Mozes Neeter, born 22 January 1874 in Amsterdam, was a son of Samuel Abraham Neeter and Esther van West. He married Eva Bleekroode from Groningen in Amsterdam on 12 June 1901, a daughter of Abraham Bleekroode and Henderine Polak.
There were six children in the family of Mozes Neeter. At the time of the marriage of Mozes and Eva in 1901, the daughter of the unmarried mother Eva Bleekroode, Henderika Bleekroode, who was born 15 March 1894 in Groningen, was recognized and legalized by Mozes Neeter and received the family name of Neeter. The other children, born in the Neeter family were the twins Samuel and Ester from 1901, Abraham from 1903, Samson from 1905 and Simon from 1907. Only Abraham surivived the Holocaust. His siblings and their families were killed in the Shoah, just like their parents Mozes and Eva.
Mozes Neeter was a diamond worker and worked also in Antwerp. He was also a market vendor in Amsterdam and Groningen, where he has lived also with his family for some time. He traded in old iron and stood, for example, with old bicycle parts during the entire week at the market at Waterlooplein between April 1924 and April 1927.
On 30 March 1907, Mozes Neeter moved from Groningen to Amsterdam with his wife and six children and lived there on ore than eighteen addresses. In October 1940 Mozes and Eva lived in the Rapenburgerstraat 20 ground floor. There, on 4 October, Mozes’ wife Eva Bleekroode passed away; she was interred on 6 Octobe 1940 in the Jewish Cemetery in Diemen.

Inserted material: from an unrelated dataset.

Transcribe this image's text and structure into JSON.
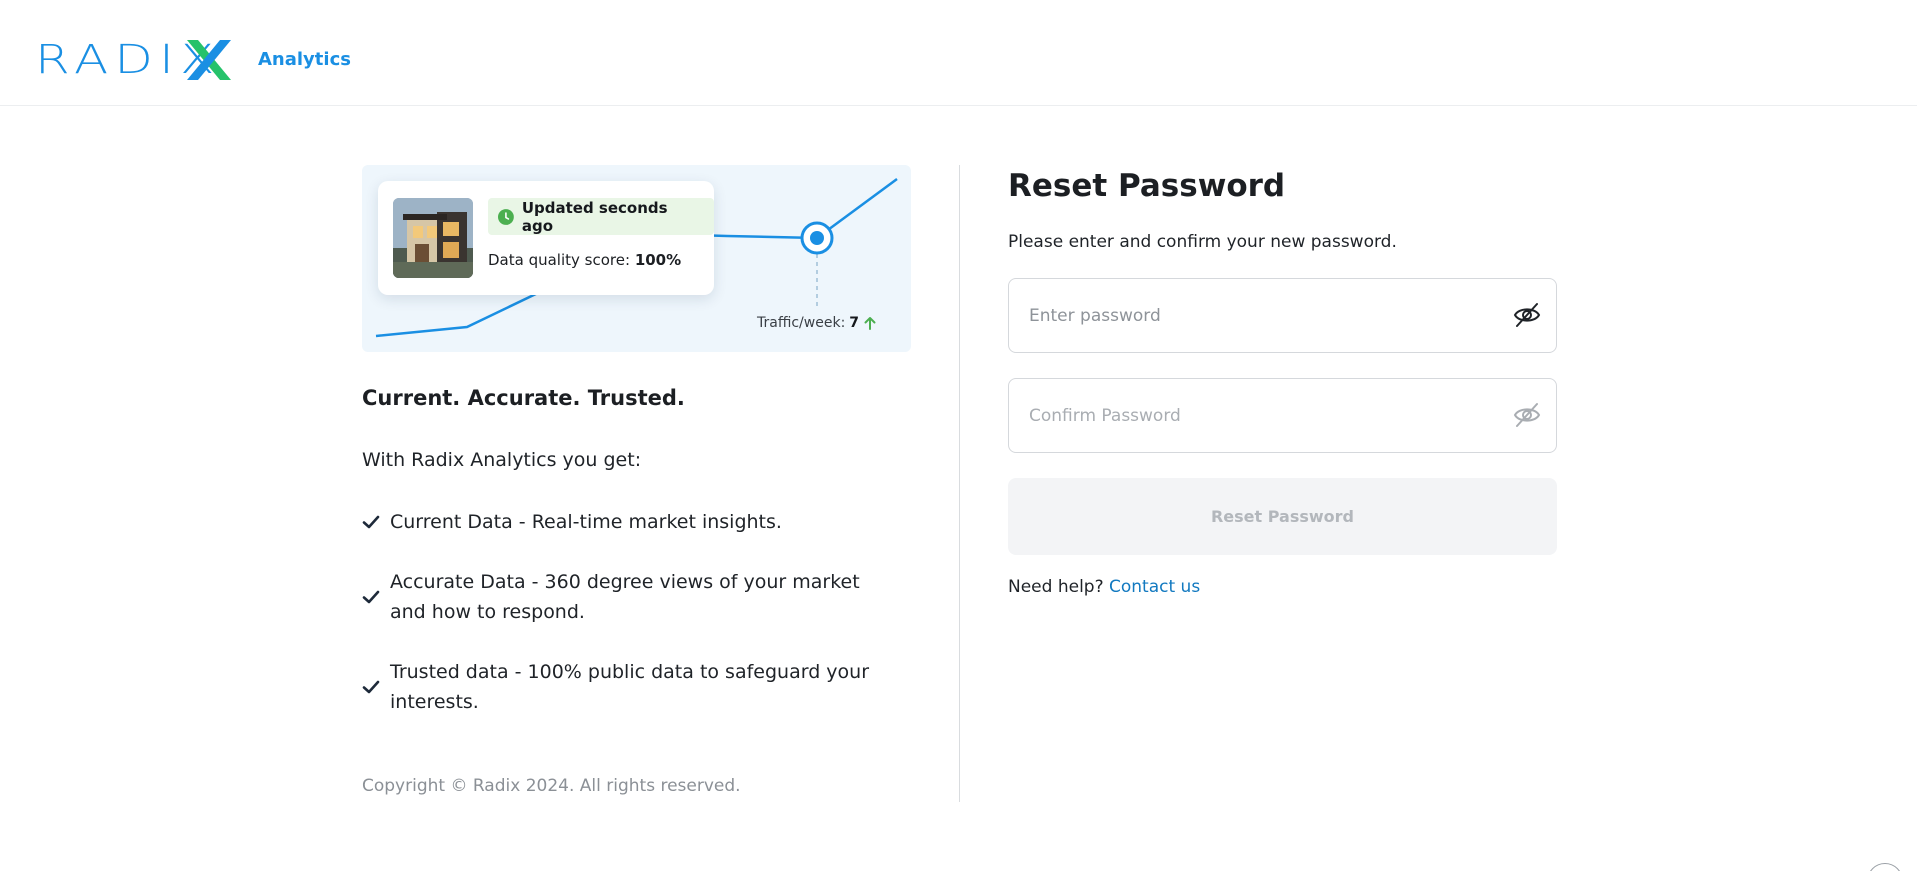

Mozes Neeter later moved to Tweede Jan Steenstraat 66, which was his last known address in Amsterdam.
In the early spring of 1943, Mozes Neeter was carried off to concentration camp Vught, from where he was sent to Westerbork on 31 March 1943. On 6 April 1943 he was deported from Westerbork to Sobibor as a “penal case”, and on arrival there on 9 April 1943, he has been immediately killed.
Sources among others: City Archive of Amsterdam, family registration card of Mozes Neeter, register of market vendor permits; website Akevoth/Mokum/burial permits/Eva Bleekroode; the file cabinet of the Jewish Council, registration card of Mozes Neeter and the transport list of 6 April 1943 from Westerbork to Sobibor, “Häflinge” (prisoners)/Mozes Neeter.